Le Groupe d’États contre la corruption (GRECO) du Conseil de l’Europe publie aujourd’hui son rapport d’évaluation du 5e cycle sur la Belgique. Ce cycle porte sur la prévention de la corruption et la promotion de l’intégrité au sein des gouvernements centraux (hautes fonctions de l’exécutif).
Le GRECO appelle la Belgique à renforcer la transparence, l’intégrité et la responsabilité dans la vie publique, en particulier s’agissant des ministres et des membres de leurs cabinets.
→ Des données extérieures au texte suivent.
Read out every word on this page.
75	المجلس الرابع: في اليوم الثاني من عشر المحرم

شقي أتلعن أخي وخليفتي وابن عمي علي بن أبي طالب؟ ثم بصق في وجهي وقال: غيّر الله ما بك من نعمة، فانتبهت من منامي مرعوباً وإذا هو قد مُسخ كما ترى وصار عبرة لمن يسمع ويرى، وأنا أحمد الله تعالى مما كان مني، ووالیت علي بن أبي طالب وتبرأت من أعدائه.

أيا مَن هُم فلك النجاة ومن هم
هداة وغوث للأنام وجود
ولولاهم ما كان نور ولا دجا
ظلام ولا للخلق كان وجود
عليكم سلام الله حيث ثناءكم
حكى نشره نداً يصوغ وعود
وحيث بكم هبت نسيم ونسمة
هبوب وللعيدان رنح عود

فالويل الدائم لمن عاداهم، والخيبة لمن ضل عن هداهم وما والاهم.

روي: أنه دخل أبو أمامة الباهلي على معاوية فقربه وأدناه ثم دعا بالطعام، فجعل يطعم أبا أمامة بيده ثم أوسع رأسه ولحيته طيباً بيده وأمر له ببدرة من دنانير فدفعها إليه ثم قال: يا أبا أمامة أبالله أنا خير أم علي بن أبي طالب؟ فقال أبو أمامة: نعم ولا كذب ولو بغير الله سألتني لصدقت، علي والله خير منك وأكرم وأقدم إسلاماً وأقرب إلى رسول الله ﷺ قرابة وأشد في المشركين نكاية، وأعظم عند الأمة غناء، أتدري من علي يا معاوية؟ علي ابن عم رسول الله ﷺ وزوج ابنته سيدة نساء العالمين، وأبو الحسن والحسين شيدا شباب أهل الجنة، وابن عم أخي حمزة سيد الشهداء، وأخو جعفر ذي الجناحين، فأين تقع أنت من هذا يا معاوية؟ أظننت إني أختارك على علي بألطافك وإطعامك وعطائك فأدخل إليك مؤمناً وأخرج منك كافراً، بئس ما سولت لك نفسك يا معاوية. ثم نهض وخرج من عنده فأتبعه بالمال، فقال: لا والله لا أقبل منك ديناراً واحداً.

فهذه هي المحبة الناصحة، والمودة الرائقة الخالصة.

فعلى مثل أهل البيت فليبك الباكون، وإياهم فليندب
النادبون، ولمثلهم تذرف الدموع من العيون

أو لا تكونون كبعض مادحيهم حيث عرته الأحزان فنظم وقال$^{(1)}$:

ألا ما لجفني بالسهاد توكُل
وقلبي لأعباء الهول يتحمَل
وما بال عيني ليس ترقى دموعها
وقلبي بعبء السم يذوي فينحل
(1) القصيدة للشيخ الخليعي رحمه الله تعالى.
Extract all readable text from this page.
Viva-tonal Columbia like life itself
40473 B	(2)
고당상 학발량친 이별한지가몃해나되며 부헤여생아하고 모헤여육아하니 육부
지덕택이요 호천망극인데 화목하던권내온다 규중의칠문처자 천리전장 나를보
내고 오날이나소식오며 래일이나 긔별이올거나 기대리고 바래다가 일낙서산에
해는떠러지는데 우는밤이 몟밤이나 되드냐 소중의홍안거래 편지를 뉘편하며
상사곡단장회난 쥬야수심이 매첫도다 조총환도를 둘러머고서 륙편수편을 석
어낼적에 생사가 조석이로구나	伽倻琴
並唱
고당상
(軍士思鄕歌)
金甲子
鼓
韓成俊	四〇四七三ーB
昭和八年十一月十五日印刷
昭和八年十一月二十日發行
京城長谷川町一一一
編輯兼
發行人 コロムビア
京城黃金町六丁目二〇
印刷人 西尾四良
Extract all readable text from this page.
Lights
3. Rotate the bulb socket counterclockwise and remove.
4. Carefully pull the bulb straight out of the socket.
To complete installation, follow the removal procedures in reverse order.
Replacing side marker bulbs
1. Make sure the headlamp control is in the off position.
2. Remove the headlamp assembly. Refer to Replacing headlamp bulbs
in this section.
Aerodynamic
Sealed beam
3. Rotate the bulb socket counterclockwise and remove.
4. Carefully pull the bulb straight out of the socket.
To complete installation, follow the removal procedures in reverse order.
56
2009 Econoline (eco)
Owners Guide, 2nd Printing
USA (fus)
Il n’y a pour ainsi dire pas de politique d’intégrité ni de cadre déontologique applicable aux ministres. L’engagement et la rémunération des membres de leurs cabinets se fait à leur entière discrétion. Il y a très peu de règles sur les incompatibilités et les activités accessoires, les conflits d’intérêts, les cadeaux et aucune sur les relations avec les tiers, le pantouflage etc.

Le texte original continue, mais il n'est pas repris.